Otro ejemplo de ciertas doctrinas comunistas en un marco antiguo son las propuestas por Platón en La República;

[…] existen el mejor Estado, la mejor constitución y las mejores leyes allí donde se aplica esta máxima: todo es común entre amigos.

Platón
pero el gobierno era pragmáticamente llevado por una aristocracia de filósofos.

Las tendencias igualitarias se desarrollaron en algunas de las primeras herejías cristianas, como también en las comunas anabaptistas.

 Socialismo utópico  
François-Noël Gracchus Babeuf.Artículo principal: Socialismo Utópico
No queremos la igualdad escrita en una tabla de madera, la queremos en nuestras casas, bajo nuestros techos.

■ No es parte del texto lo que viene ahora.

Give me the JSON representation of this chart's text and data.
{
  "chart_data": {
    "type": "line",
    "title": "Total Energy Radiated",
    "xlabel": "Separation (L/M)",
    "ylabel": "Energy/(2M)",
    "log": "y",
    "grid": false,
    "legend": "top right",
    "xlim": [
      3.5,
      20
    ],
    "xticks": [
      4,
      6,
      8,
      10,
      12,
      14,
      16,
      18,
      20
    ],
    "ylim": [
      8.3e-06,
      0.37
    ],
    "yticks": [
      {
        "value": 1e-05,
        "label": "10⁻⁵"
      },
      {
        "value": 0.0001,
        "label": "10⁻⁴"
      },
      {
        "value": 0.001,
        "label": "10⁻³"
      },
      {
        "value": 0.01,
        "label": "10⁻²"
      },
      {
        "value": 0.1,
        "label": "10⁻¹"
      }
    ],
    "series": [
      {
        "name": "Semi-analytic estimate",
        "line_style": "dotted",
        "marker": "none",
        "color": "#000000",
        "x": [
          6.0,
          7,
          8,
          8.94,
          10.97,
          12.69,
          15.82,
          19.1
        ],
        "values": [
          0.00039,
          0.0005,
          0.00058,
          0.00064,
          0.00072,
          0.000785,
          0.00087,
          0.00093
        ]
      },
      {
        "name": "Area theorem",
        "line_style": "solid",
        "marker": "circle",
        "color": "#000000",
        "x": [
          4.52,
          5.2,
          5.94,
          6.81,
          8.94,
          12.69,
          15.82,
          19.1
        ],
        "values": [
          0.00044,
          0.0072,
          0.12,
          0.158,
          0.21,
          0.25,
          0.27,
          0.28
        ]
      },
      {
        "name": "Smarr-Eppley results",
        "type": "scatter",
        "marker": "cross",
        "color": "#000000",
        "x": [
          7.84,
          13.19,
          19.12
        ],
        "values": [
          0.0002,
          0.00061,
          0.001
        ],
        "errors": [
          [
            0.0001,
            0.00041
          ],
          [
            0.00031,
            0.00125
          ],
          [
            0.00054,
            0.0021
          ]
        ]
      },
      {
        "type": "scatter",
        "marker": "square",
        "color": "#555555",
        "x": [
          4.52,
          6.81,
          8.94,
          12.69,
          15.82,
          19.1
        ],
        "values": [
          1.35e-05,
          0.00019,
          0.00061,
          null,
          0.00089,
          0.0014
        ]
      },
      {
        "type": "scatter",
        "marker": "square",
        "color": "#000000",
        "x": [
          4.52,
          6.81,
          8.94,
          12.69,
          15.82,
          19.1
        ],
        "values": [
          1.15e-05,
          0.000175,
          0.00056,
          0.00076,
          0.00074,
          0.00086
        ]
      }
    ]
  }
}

François-Noël Babeuf, Conjuration des Égaux, 1795.
El comunismo como tradición política e ideológica surge a partir del siglo XVIII impulsado por las fuertes contradicciones sociales en Europa. Durante el gobierno del Directorio (1795-1799) en la Francia revolucionaria François-Noël Babeuf lleva a cabo la Conjuration des Égaux (Conspiración de los iguales), la primera acción revolucionaria llevada a cabo en nombre de una ideología comunista. El babuvismo proponía la abolición de la propiedad privada, la instauración de la propiedad comunitaria para asegurar la única y verdadera igualdad, no sólo política, sino también económica. El movimiento, claro está, fue salvajemente reprimido, si bien su pensamiento resistió el paso del tiempo y engendró la mayoría de los comunismos posteriores.

Sobre 1835, las ideas comunistas prosiguieron su desarrollo fuertemente vinculadas al concepto de socialismo,[2] a partir del llamado socialismo utópico (también denominado comunismo utópico), siendo sus principales exponentes Robert Owen, Charles Fourier y Saint-Simon.

Robert Owen fue el primer autor en considerar que el valor de los productos debía medirse con base al trabajo incorporado a ellos, y no al valor en dinero que se les atribuye. Charles Fourier fue el primero en proponer la abolición del capitalismo para la formación de una sociedad comunista. Y el Conde de Saint-Simon consideró que la nueva sociedad debía estar planificada para atender las necesidades de los pobres. Estos autores propusieron la transición hacia nuevas sociedades a través de comunidades rurales autosuficientes por el trabajo de voluntarios; sin embargo, no consideraban que la sociedad capitalista estuviera compuesta por clases sociales antagónicas.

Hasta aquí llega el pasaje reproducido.